Apple Cup coaches Chris Petersen, Mike Leach are very different, and they’re OK with that
Cougars head coach Mike Leach and Huskies head coach Chris Petersen are a lot like their respective institutions.
The California-born but Wyoming-bred Leach is the kind of person who will spend his weekly press conferences musing about things like the various Halloween costumes he’s worn during his life or how he could really go a duck sandwich – seriously, he said that Monday. Petersen, meanwhile, is a low-key northern California type much less inclined to talk about his personal life, and his press conferences are usually highlighted by his latest attempts to keep the hype and outside expectations about his Huskies at a minimum.
That doesn’t mean the mentors of Washington’s two Top 25 college football teams don’t like each other, though.
Ahead of Friday’s 12:30 p.m. Apple Cup on 710 ESPN Seattle, both men were asked Monday about their thoughts on the other, and it’s fair to say they enjoy the times they do get to spend together but understand just how different they truly are.
“He’s entertaining. There’s no doubt about it,” Petersen of Leach. “I really like being around him because half the time I don’t have a clue what he’s talking about, and the other half I think is really funny.”
As for Leach on Petersen: “Very reliable, seems very responsible. And, you know, like a lot of us, I grew up with my parents telling me, ‘Why can’t you be more like a guy like Chris Petersen?'”
The Apple Cup coaches were also asked about a potential road trip together, something Petersen first brought up in an ESPN video last month, and they both were happy to prognosticate how such an outing would transpire.
“He’d do all the driving,” Leach quipped. “One, I don’t get carsick. Two, I would be able to read and look out the window. Chris strikes me as a guy who wants to stay occupied and doesn’t mind having the wheel. I can occupy myself. If all of a sudden he got boring or something, I could entertain myself and wouldn’t have the responsibility of driving. I could look out the window, read a book, do Spanish on my phone. I could select the radio channels because he’d have to have his hands on the wheel. I could turn the button on the radio dial quicker than he could. I just see more benefits to that.”
Petersen doesn’t sound like he personally would be bored if Leach were in the passenger seat next to him.
“You have to have some fun, right? Half the time it’s good because you probably just get tired of people if you’re on a road trip,” Petersen said. “But like I said, half the time I don’t even know what he’s talking about so I wouldn’t listen to him and the other half is really good stuff.”

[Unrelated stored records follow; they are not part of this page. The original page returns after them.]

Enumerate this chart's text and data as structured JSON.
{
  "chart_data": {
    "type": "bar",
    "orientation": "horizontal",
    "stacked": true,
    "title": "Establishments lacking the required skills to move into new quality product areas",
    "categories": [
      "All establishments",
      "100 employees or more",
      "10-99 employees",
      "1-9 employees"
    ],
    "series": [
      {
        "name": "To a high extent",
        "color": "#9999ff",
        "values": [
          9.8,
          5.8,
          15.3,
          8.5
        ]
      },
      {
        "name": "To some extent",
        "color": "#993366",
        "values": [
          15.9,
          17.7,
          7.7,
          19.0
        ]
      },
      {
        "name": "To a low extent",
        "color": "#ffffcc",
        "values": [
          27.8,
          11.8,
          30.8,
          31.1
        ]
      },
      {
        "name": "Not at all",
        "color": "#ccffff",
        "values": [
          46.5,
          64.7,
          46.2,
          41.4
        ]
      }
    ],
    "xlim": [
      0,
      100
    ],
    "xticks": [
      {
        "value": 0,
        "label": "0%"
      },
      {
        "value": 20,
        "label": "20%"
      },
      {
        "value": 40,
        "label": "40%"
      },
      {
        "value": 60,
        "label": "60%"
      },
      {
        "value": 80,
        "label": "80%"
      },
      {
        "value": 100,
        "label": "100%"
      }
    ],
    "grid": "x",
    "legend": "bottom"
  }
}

And as somebody who is aware of how he might not be the most exciting person when speaking to the media, Petersen is appreciative of the Mike Leaches of the world.
“I just think he’s such a unique perspective on so many things. On football, on life. It’s awesome. It’s cool for the game to not have to sit up here and listen to guys like me (during press conferences) that are probably all so similar talking about the next thing to take care, the next part of business. You can tell he really wants to talk about a lot of stuff. The last thing maybe is football. That’s fun for a lot of people.”